An interpretive trail around the Upper Lake providing history and ecosystems found in the area.

David Hitchcock

Features Birding · Lake · Wildflowers · Wildlife

Family Friendly The short 0.2 mile trail allows you to explore the nature and history of the area. Turtles may be seen in the lake, frogs heard in the evenings, and turkeys feeding in the evenings.

Bear Creek Redwood Open Space Preserve is open from half an hour before sunrise to half an hour after sunset.

Need to Know

There are restrooms onsite close to the parking area. There are maps that go into greater detail concerning the interpretive walk located at the informational signs in the parking lot.


The Upper Lake Loop Trail is a wide, paved interpretive trail that runs around Upper Lake, an old millpond during the logging days in the mid 1800s. There are a couple of interpretive signs around the lake, and the park map has additional information on sights that you'll encounter as you stroll around the lake. The trail provides insight to how the area has been in various ages, and allows you to encounter aquatic animals as you wonder. The maps in the parking lot provide information on 9 specific areas that highlight historical and ecological value of the preserve.

1. The first stop describes the reptiles and amphibians that you might see in the lake as you make your way around it. Turtles, salamanders, and newts are described in detail.

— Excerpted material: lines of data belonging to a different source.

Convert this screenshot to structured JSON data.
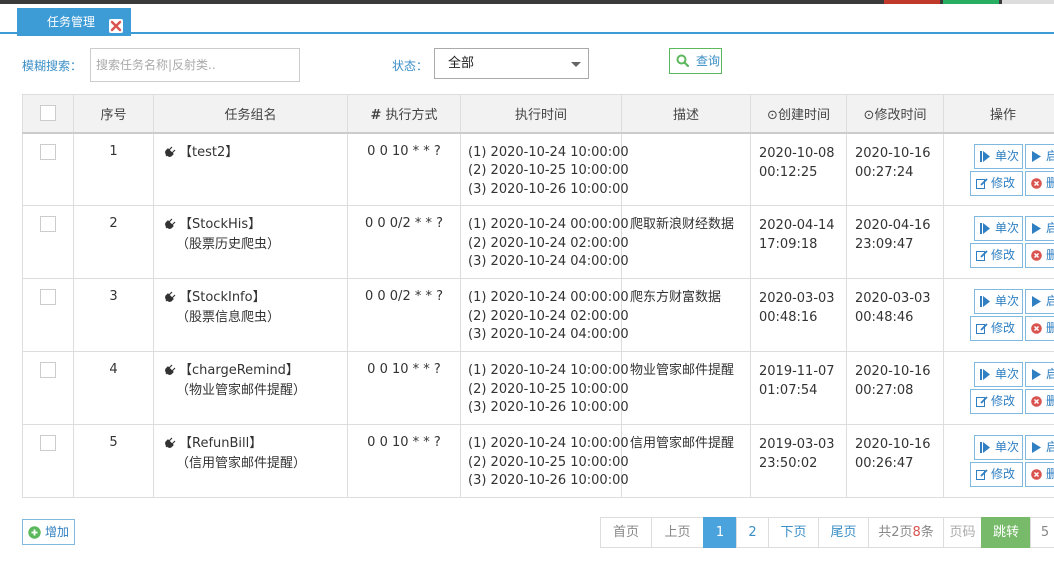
{
  "colors": {
    "accent": "#3d9bd6",
    "link": "#3b8fc6",
    "success": "#5cb85c",
    "danger": "#d9534f"
  },
  "tab": {
    "title": "任务管理",
    "close_icon": "close-icon"
  },
  "filters": {
    "search_label": "模糊搜索：",
    "search_placeholder": "搜索任务名称|反射类..",
    "status_label": "状态：",
    "status_value": "全部",
    "query_label": "查询"
  },
  "table": {
    "headers": {
      "seq": "序号",
      "name": "任务组名",
      "cron": "执行方式",
      "times": "执行时间",
      "desc": "描述",
      "created": "创建时间",
      "modified": "修改时间",
      "ops": "操作"
    },
    "rows": [
      {
        "seq": "1",
        "name": "【test2】",
        "sub": "",
        "cron": "0 0 10 * * ?",
        "times": [
          "(1) 2020-10-24 10:00:00",
          "(2) 2020-10-25 10:00:00",
          "(3) 2020-10-26 10:00:00"
        ],
        "desc": "",
        "created": "2020-10-08 00:12:25",
        "modified": "2020-10-16 00:27:24"
      },
      {
        "seq": "2",
        "name": "【StockHis】",
        "sub": "（股票历史爬虫）",
        "cron": "0 0 0/2 * * ?",
        "times": [
          "(1) 2020-10-24 00:00:00",
          "(2) 2020-10-24 02:00:00",
          "(3) 2020-10-24 04:00:00"
        ],
        "desc": "爬取新浪财经数据",
        "created": "2020-04-14 17:09:18",
        "modified": "2020-04-16 23:09:47"
      },
      {
        "seq": "3",
        "name": "【StockInfo】",
        "sub": "（股票信息爬虫）",
        "cron": "0 0 0/2 * * ?",
        "times": [
          "(1) 2020-10-24 00:00:00",
          "(2) 2020-10-24 02:00:00",
          "(3) 2020-10-24 04:00:00"
        ],
        "desc": "爬东方财富数据",
        "created": "2020-03-03 00:48:16",
        "modified": "2020-03-03 00:48:46"
      },
      {
        "seq": "4",
        "name": "【chargeRemind】",
        "sub": "（物业管家邮件提醒）",
        "cron": "0 0 10 * * ?",
        "times": [
          "(1) 2020-10-24 10:00:00",
          "(2) 2020-10-25 10:00:00",
          "(3) 2020-10-26 10:00:00"
        ],
        "desc": "物业管家邮件提醒",
        "created": "2019-11-07 01:07:54",
        "modified": "2020-10-16 00:27:08"
      },
      {
        "seq": "5",
        "name": "【RefunBill】",
        "sub": "（信用管家邮件提醒）",
        "cron": "0 0 10 * * ?",
        "times": [
          "(1) 2020-10-24 10:00:00",
          "(2) 2020-10-25 10:00:00",
          "(3) 2020-10-26 10:00:00"
        ],
        "desc": "信用管家邮件提醒",
        "created": "2019-03-03 23:50:02",
        "modified": "2020-10-16 00:26:47"
      }
    ],
    "op_labels": {
      "single": "单次",
      "start": "启",
      "edit": "修改",
      "delete": "删"
    }
  },
  "footer": {
    "add_label": "增加",
    "pager": {
      "first": "首页",
      "prev": "上页",
      "pages": [
        "1",
        "2"
      ],
      "current": "1",
      "next": "下页",
      "last": "尾页",
      "summary_prefix": "共2页",
      "summary_count": "8",
      "summary_suffix": "条",
      "page_input_label": "页码",
      "jump_label": "跳转",
      "page_size": "5"
    }
  }
}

2. Ohlone Mortars, used by the Ohlone Indians to grind grass seeds and acorns into flour, sit on the side of the trail. Moved from other areas as a landscaping element in the "estate period."

3. The logging of the redwoods is described in detail.

4. The water systems were dramatically altered starting in the mid 1800s. Webb Creek was dammed to expand Upper Lake for milling purposes. Estate Owner Dr. Harry L. Tevis made the lake deeper and wider, as well as constructing cisterns to help keep his gardens lush.

5. St. Joseph's Shrine was built in the early days of Alma College and once housed a statue of St. Joseph. You can see the remnants of the shrine here.

6. Bear Creek Redwoods OSP is shaped by the San Andreas Fault, which helped form the Upper Lake and ridges above you.

7. The tension between native and non-native plants which were added during the "estate period" is described.

8. Roses from Dr. Tevis' gardens, as well as his love of horticulture, are described in detail. Here you can see the roses, especially as they bloom in the spring.

9. The last stop describes the importance and mission of the Midpeninsula Open Space District and POST to preserve these ecosystems instead of letting them be developed for future generations to enjoy. The work of these two organizations, as well as generous private donations allowed this preserve to be created in 1999.

Flora & Fauna

Bear Creek Redwood Preserve is home to a diverse set of animals. Black-tailed deer, coyotes, bobcats, mallard ducks, bullfrogs, western pond turtles, various species of bats, Santa Cruz black salamanders, California giant salamanders, turkeys, red-shouldered hawks, and other migratory birds can be seen seen throughout the preserve.

Redwood trees, Douglas Firs, and oak trees can be seen in the area. Blackberry bushes and rose bushes can be seen along portions of the trail.